We went into the Cathedral and sang the Psalms of the Day. I remember that one was Ps. 57, ‘My heart is fixed. O God, My heart is fixed. I will sing and give praise.’
Later I was to visit my old school, Queen Mary’s Walsall, to see my brother’s name on the School Memorial:
‘These in the glorious morning of their days for England’s sake lost all but England’s praise’ .
I compiled and edited these ‘Memories’ from several drafts & notes my father prepared for an Essay Competition organised by the Lindsey Association for the Elderly in 1967.
The first draft was begun ‘during the visit of my son, Sydney Martin and his wife Alice, February 18th. 1967’. (I found this draft to be the most detailed and spontaneous). The final draft was ‘finished at 12 Midnight on February 25th. 1967.’ The actual entry, now lost, was ‘Highly Commended’. Copyright e.f.w. 2016.
(1) The Staffordshire Regiment was on annual training at Abergele, North Wales, from where it was mobilised on 3rd August. 1914.
(2) Norman Cope*. (3) My father kept this drawing very carefully for 50 years until sadly it went missing following a Toc H exhibition in Skegness in 1960s. Reward to anyone who may know of its whereabouts. Please contact: < email@example.com > .

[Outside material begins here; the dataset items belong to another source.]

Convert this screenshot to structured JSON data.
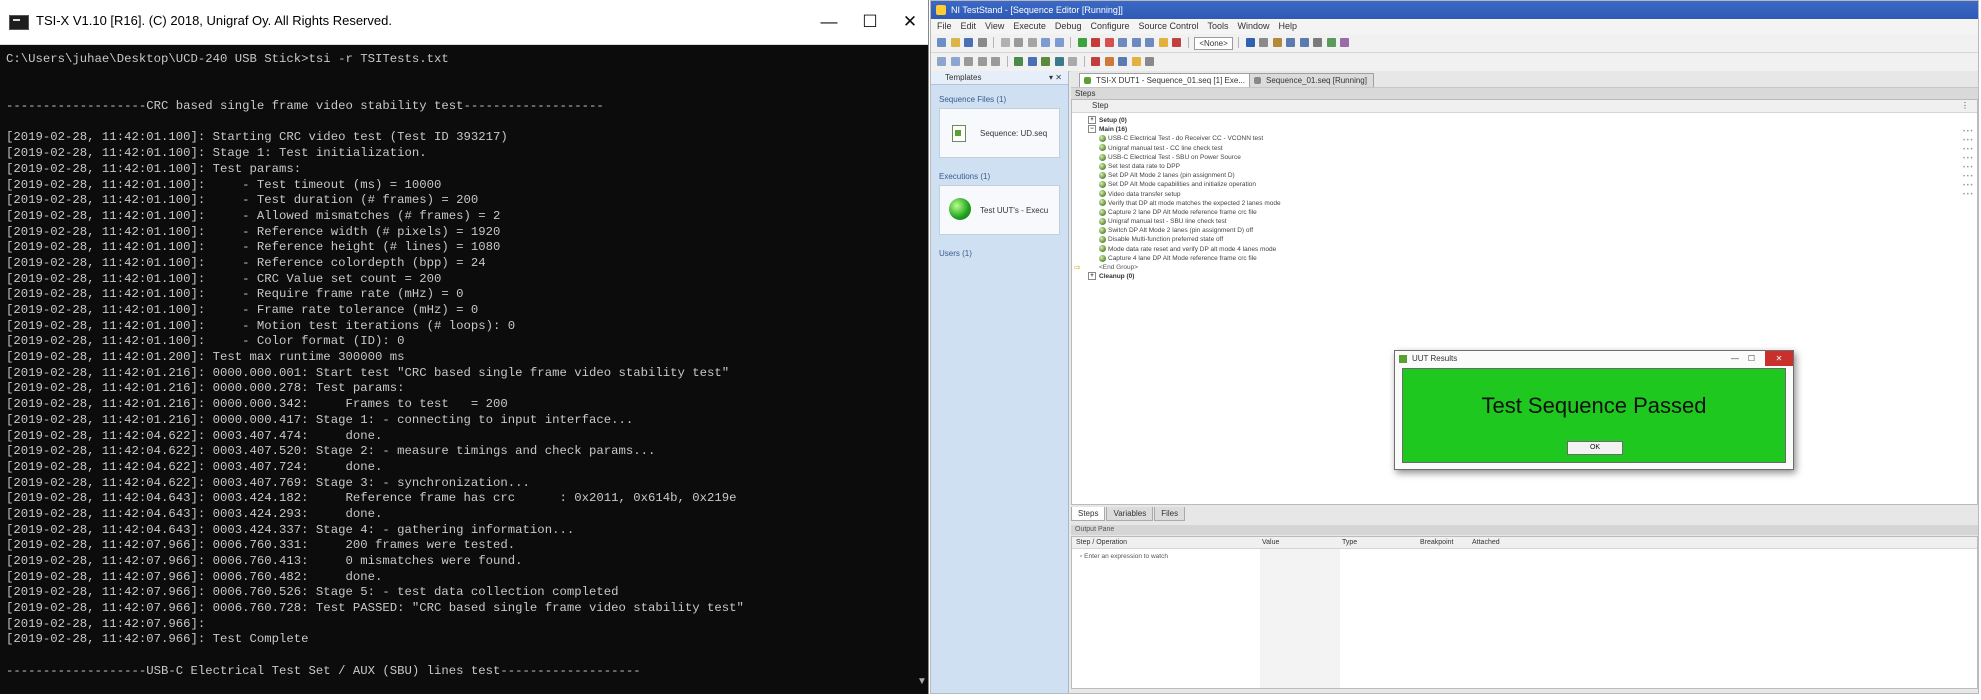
{
  "console": {
    "title": "TSI-X V1.10 [R16]. (C) 2018, Unigraf Oy. All Rights Reserved.",
    "controls": {
      "minimize": "—",
      "maximize": "☐",
      "close": "✕"
    },
    "lines": [
      "C:\\Users\\juhae\\Desktop\\UCD-240 USB Stick>tsi -r TSITests.txt",
      "",
      "",
      "-------------------CRC based single frame video stability test-------------------",
      "",
      "[2019-02-28, 11:42:01.100]: Starting CRC video test (Test ID 393217)",
      "[2019-02-28, 11:42:01.100]: Stage 1: Test initialization.",
      "[2019-02-28, 11:42:01.100]: Test params:",
      "[2019-02-28, 11:42:01.100]:     - Test timeout (ms) = 10000",
      "[2019-02-28, 11:42:01.100]:     - Test duration (# frames) = 200",
      "[2019-02-28, 11:42:01.100]:     - Allowed mismatches (# frames) = 2",
      "[2019-02-28, 11:42:01.100]:     - Reference width (# pixels) = 1920",
      "[2019-02-28, 11:42:01.100]:     - Reference height (# lines) = 1080",
      "[2019-02-28, 11:42:01.100]:     - Reference colordepth (bpp) = 24",
      "[2019-02-28, 11:42:01.100]:     - CRC Value set count = 200",
      "[2019-02-28, 11:42:01.100]:     - Require frame rate (mHz) = 0",
      "[2019-02-28, 11:42:01.100]:     - Frame rate tolerance (mHz) = 0",
      "[2019-02-28, 11:42:01.100]:     - Motion test iterations (# loops): 0",
      "[2019-02-28, 11:42:01.100]:     - Color format (ID): 0",
      "[2019-02-28, 11:42:01.200]: Test max runtime 300000 ms",
      "[2019-02-28, 11:42:01.216]: 0000.000.001: Start test \"CRC based single frame video stability test\"",
      "[2019-02-28, 11:42:01.216]: 0000.000.278: Test params:",
      "[2019-02-28, 11:42:01.216]: 0000.000.342:     Frames to test   = 200",
      "[2019-02-28, 11:42:01.216]: 0000.000.417: Stage 1: - connecting to input interface...",
      "[2019-02-28, 11:42:04.622]: 0003.407.474:     done.",
      "[2019-02-28, 11:42:04.622]: 0003.407.520: Stage 2: - measure timings and check params...",
      "[2019-02-28, 11:42:04.622]: 0003.407.724:     done.",
      "[2019-02-28, 11:42:04.622]: 0003.407.769: Stage 3: - synchronization...",
      "[2019-02-28, 11:42:04.643]: 0003.424.182:     Reference frame has crc      : 0x2011, 0x614b, 0x219e",
      "[2019-02-28, 11:42:04.643]: 0003.424.293:     done.",
      "[2019-02-28, 11:42:04.643]: 0003.424.337: Stage 4: - gathering information...",
      "[2019-02-28, 11:42:07.966]: 0006.760.331:     200 frames were tested.",
      "[2019-02-28, 11:42:07.966]: 0006.760.413:     0 mismatches were found.",
      "[2019-02-28, 11:42:07.966]: 0006.760.482:     done.",
      "[2019-02-28, 11:42:07.966]: 0006.760.526: Stage 5: - test data collection completed",
      "[2019-02-28, 11:42:07.966]: 0006.760.728: Test PASSED: \"CRC based single frame video stability test\"",
      "[2019-02-28, 11:42:07.966]:",
      "[2019-02-28, 11:42:07.966]: Test Complete",
      "",
      "-------------------USB-C Electrical Test Set / AUX (SBU) lines test-------------------"
    ]
  },
  "teststand": {
    "title": "NI TestStand - [Sequence Editor [Running]]",
    "menu": [
      "File",
      "Edit",
      "View",
      "Execute",
      "Debug",
      "Configure",
      "Source Control",
      "Tools",
      "Window",
      "Help"
    ],
    "model_combo": "<None>",
    "left_pane": {
      "header": "Templates",
      "groups": [
        {
          "title": "Sequence Files (1)",
          "item": "Sequence: UD.seq"
        },
        {
          "title": "Executions (1)",
          "item": "Test UUT's - Execu"
        },
        {
          "title": "Users (1)"
        }
      ]
    },
    "doc_tabs": [
      "TSI-X DUT1 - Sequence_01.seq [1] Exe...",
      "Sequence_01.seq [Running]"
    ],
    "steps_label": "Steps",
    "steps_col": "Step",
    "step_groups": {
      "setup": "Setup (0)",
      "main": "Main (16)",
      "cleanup": "Cleanup (0)"
    },
    "steps": [
      "USB-C Electrical Test - do Receiver CC - VCONN test",
      "Unigraf manual test - CC line check test",
      "USB-C Electrical Test - SBU on Power Source",
      "Set test data rate to DPP",
      "Set DP Alt Mode 2 lanes (pin assignment D)",
      "Set DP Alt Mode capabilities and initialize operation",
      "Video data transfer setup",
      "Verify that DP alt mode matches the expected 2 lanes mode",
      "Capture 2 lane DP Alt Mode reference frame crc file",
      "Unigraf manual test - SBU line check test",
      "Switch DP Alt Mode 2 lanes (pin assignment D) off",
      "Disable Multi-function preferred state off",
      "Mode data rate reset and verify DP alt mode 4 lanes mode",
      "Capture 4 lane DP Alt Mode reference frame crc file"
    ],
    "end_group": "<End Group>",
    "bottom_tabs": [
      "Steps",
      "Variables",
      "Files"
    ],
    "results_label": "Output Pane",
    "results_cols": [
      "Step / Operation",
      "Value",
      "Type",
      "Breakpoint",
      "Attached"
    ],
    "results_row": "Enter an expression to watch"
  },
  "dialog": {
    "title": "UUT Results",
    "message": "Test Sequence Passed",
    "ok_label": "OK",
    "bg_color": "#1ec81e"
  }
}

(4) Cheval de frise: barbed wire entanglement nicknamed ‘knife rest’;(medieval defence against cavaliers). Each soldier had to carry some heavy material: e.g. wire cutters/ shovels/ – or these iron stakes prepared behind the lines before a charge. <https:// WW1 revisited.com>
(5) ‘Nam’ trench: ? Maybe my father meant a ‘sap trench’: a shallow trench dug hastily at night before a charge to help men gain further ground in No Man’s Land without detection. (NB. Gommecourt from Fonquevillers is about a mile).
(6) Arthur Venables*: my father wrote a tribute ‘To Fallen Comrade’ in the Walsall Observer & S. Staffordshire Chronicle. 12th August 1916. (7) Lt Col Richmond Raymer. (8) Alan Machin*: wounded with a ‘Blighty’.
(9) Hymn : ‘His are the thousand sparkling rills’, based on John 19.28. Words: Mrs Cecil. F Alexander. 1875. (10) ‘Two shall be in the field, one shall be taken & the other left‘: Matthew 24.40-41.
(11) ‘As sorrowful yet alway rejoicing‘. 2 Corinthians 6.10 (King James’ version continues: ‘as poor yet making many rich, as having nothing yet possessing all things’). St Paul. AD 50s.